In the past decade, there have been important advances in this field and there are now many large-scale projects on quantifying human benefits from and impacts on Atlantic ecosystems, and the relative roles of climate change and human activities in decadal, centennial and millennial timescales. However, a strategic scientific agenda interconnected with ICES priorities has not yet been developed.
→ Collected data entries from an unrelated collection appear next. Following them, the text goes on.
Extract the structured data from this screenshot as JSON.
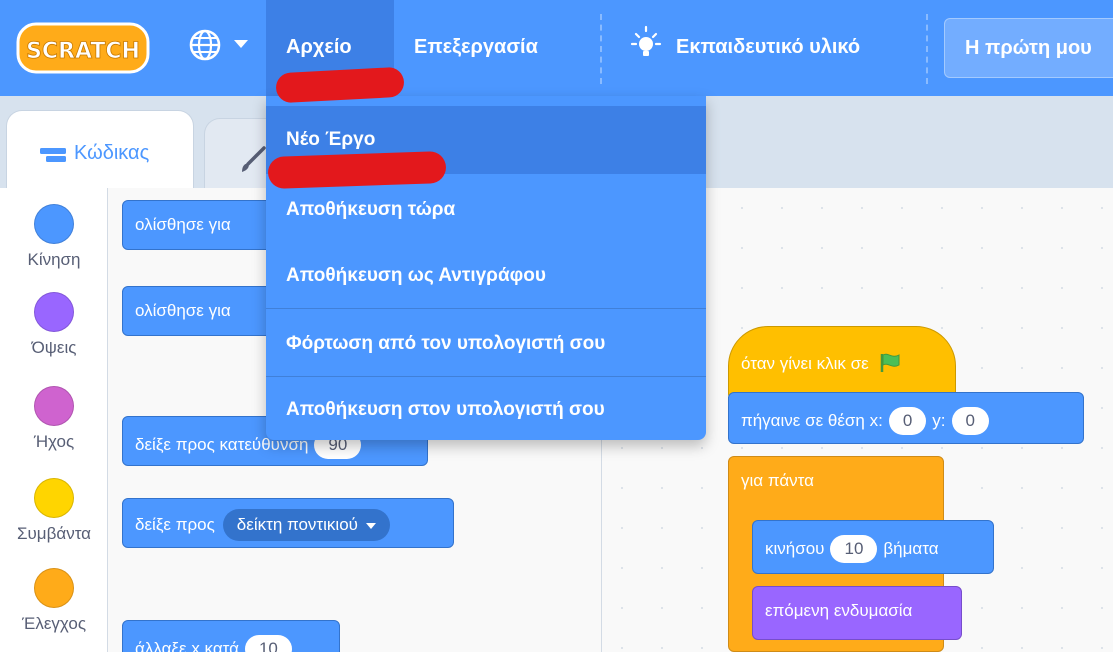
{
  "menubar": {
    "logo_text": "SCRATCH",
    "language_icon": "globe-icon",
    "file_label": "Αρχείο",
    "edit_label": "Επεξεργασία",
    "tutorials_icon": "lightbulb-icon",
    "tutorials_label": "Εκπαιδευτικό υλικό",
    "project_title": "Η πρώτη μου"
  },
  "file_menu": {
    "items": [
      "Νέο Έργο",
      "Αποθήκευση τώρα",
      "Αποθήκευση ως Αντιγράφου",
      "Φόρτωση από τον υπολογιστή σου",
      "Αποθήκευση στον υπολογιστή σου"
    ]
  },
  "tabs": {
    "code_label": "Κώδικας",
    "code_icon": "code-blocks-icon",
    "costumes_icon": "paintbrush-icon"
  },
  "categories": [
    {
      "label": "Κίνηση",
      "color": "#4c97ff"
    },
    {
      "label": "Όψεις",
      "color": "#9966ff"
    },
    {
      "label": "Ήχος",
      "color": "#cf63cf"
    },
    {
      "label": "Συμβάντα",
      "color": "#ffd500"
    },
    {
      "label": "Έλεγχος",
      "color": "#ffab19"
    }
  ],
  "palette": {
    "glide_1": "ολίσθησε για",
    "glide_2": "ολίσθησε για",
    "point_direction": "δείξε προς κατεύθυνση",
    "point_direction_value": "90",
    "point_towards": "δείξε προς",
    "point_towards_target": "δείκτη ποντικιού",
    "change_x": "άλλαξε x κατά",
    "change_x_value": "10"
  },
  "script": {
    "when_flag": "όταν γίνει κλικ σε",
    "goto_label": "πήγαινε σε θέση x:",
    "goto_x": "0",
    "goto_y_label": "y:",
    "goto_y": "0",
    "forever": "για πάντα",
    "move_label": "κινήσου",
    "move_steps": "10",
    "move_unit": "βήματα",
    "next_costume": "επόμενη ενδυμασία"
  },
  "colors": {
    "menubar": "#4c97ff",
    "motion": "#4c97ff",
    "looks": "#9966ff",
    "sound": "#cf63cf",
    "events": "#ffbf00",
    "control": "#ffab19",
    "annotation": "#e3181c"
  }
}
The aim of this session is to provide an overview of the research conducted using geohistorical records, to highlight the data and methodological gaps that should be addressed, and inform the ICES research strategy.
We invite presentations by scientists from a wide range of disciplines, including historical ecologists, environmental and climate historians, conservation paleobiologists, zooarchaeologists and ecosystem modellers, who are performing studies on:
- deep-time records as baselines of pristine marine life
- modeling approaches using geohistorical data
- extraction studies based on historical documents such as logbooks, landing records, and management reports
- methodological advances including ancient DNA, stable isotope analysis, geochemistry, sclerochronology, etc
- data derived from natural history collections and marine sediments
The session will highlight the potential of new methodologies for understanding
- the reliance and seasonality of past societies on marine resources, and
- the resilience of ecosystems to past human and climate disturbances
The aim of this session is to provide an overview of the research conducted using geohistorical records and to highlight the data and methodological gaps that should be addressed.
We expect the session to facilitate building new interdisciplinary collaborations, and to result in a report identifying temporal, scale and methodological gaps and approaches to address them. We will undertake to publish a special journal issue with the best papers of the session.